When Vincent returned to search for the iron hat, he’d looked up the old vendor, but the magic man had long ago disappeared. Squatters had claimed the building he’d once occupied. They’d tried to turn Vincent away when he examined his predecessor’s space, discovering the hat left on a shelf, as if meant for him. Harassed, Vincent began a fire without flame or wood, and the squatters backed off. Standing in the ruin of a place, he’d felt oddly at home. He knew the creed he’d been taught by their aunt, the first rule of magic is, Do no harm, but that was not the world he was drawn to. Hexes, curses, conjuring for causing spiritual sickness, such practices could be addictive, especially when customers were willing to pay high prices for them.

He set up shop in his predecessor’s room. It was sympathetic magic he dealt in, some so exhausting he had to sleep for days to regain his strength. In no time, he had a list of wealthy clients who didn’t care about the rule of three. They took it upon themselves to turn evil back on the one who had created it, which meant that a candle must be burned backward or a container spell with mirrors must be put into use. Wicked magic was used to bind an enemy, often in business, wherein a photograph or doll or other image was used to represent the one who would be cursed. Some of the spells were painful and risky. All were unethical. And yet, Vincent began to collect and sell the paraphernalia of jealousy and hate: coins, mirrors, combs, pyramids, figurines, amulets to protect and those meant to harm. Franny had been right about his magical leanings. They led to trouble, and always had.

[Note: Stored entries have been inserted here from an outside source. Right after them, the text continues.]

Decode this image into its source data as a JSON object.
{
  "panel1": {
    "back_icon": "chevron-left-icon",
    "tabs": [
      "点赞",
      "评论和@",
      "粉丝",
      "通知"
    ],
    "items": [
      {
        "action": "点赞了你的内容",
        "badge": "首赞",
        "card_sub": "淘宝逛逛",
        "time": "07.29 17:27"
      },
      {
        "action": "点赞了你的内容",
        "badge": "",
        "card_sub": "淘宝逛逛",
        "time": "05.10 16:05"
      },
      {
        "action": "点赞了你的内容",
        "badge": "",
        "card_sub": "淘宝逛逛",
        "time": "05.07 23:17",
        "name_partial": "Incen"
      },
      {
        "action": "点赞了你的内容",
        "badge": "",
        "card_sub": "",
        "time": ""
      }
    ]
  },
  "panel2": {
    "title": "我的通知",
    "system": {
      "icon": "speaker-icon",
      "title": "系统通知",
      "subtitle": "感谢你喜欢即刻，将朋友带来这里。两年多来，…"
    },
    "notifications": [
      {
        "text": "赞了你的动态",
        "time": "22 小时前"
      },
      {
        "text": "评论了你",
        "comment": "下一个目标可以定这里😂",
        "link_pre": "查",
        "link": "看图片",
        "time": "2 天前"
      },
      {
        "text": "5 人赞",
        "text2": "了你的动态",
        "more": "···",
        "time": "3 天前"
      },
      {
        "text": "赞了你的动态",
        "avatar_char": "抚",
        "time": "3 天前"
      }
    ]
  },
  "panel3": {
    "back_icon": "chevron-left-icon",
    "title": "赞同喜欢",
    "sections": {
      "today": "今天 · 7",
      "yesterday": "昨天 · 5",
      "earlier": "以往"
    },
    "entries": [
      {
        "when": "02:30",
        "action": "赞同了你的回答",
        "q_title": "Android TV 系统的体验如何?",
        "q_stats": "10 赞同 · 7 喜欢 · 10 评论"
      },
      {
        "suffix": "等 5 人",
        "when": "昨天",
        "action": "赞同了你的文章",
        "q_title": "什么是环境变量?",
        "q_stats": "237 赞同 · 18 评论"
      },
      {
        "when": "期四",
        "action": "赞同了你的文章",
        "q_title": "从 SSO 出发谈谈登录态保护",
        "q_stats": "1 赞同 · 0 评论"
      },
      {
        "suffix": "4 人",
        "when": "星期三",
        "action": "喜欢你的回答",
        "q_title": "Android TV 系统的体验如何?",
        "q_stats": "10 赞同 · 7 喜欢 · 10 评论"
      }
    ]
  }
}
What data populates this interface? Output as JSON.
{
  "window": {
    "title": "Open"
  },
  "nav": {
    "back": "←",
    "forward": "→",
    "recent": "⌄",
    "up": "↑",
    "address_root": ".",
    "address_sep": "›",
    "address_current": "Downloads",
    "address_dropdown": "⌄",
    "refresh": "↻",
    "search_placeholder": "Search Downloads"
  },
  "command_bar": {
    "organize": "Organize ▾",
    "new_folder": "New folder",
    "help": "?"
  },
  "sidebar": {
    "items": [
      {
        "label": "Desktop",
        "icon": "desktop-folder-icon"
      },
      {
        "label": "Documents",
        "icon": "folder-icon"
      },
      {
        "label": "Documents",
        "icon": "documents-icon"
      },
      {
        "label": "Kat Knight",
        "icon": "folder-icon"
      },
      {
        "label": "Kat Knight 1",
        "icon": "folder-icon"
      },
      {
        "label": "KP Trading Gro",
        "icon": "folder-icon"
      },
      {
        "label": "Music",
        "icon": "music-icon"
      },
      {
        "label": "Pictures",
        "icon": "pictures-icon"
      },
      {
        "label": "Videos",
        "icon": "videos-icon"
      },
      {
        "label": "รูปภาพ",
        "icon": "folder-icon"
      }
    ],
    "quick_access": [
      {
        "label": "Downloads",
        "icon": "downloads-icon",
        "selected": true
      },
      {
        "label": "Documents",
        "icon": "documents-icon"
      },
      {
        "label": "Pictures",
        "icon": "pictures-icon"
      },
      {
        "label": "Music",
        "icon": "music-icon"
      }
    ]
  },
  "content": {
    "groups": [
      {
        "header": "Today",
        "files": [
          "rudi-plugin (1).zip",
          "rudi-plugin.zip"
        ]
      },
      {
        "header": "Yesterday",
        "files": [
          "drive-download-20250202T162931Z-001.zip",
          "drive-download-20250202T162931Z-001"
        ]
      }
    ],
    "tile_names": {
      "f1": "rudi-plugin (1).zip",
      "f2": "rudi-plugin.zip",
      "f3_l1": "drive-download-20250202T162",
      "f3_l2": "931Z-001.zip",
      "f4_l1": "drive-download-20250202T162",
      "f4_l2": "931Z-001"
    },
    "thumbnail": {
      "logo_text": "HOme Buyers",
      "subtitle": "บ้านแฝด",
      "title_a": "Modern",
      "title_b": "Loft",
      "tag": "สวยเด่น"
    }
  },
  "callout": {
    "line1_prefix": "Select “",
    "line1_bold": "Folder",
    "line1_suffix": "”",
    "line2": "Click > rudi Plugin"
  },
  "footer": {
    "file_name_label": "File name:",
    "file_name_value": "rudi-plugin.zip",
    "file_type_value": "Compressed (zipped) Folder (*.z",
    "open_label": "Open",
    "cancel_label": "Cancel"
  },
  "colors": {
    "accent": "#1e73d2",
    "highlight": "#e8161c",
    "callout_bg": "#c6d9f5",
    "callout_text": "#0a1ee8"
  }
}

His sisters loved him, but he couldn’t be the person they wanted him to be. There was no reason for them to know how he earned his money. When he brought home bags of groceries and footed all the bills, they asked how he could afford to do so. He simply remarked, “What can I say? I’m a great waiter.” He didn’t bother to mention he’d been fired from the Gaslight. Did they truly believe the expenses were paid off in tips? Or from the profits of their shop, empty of customers most days?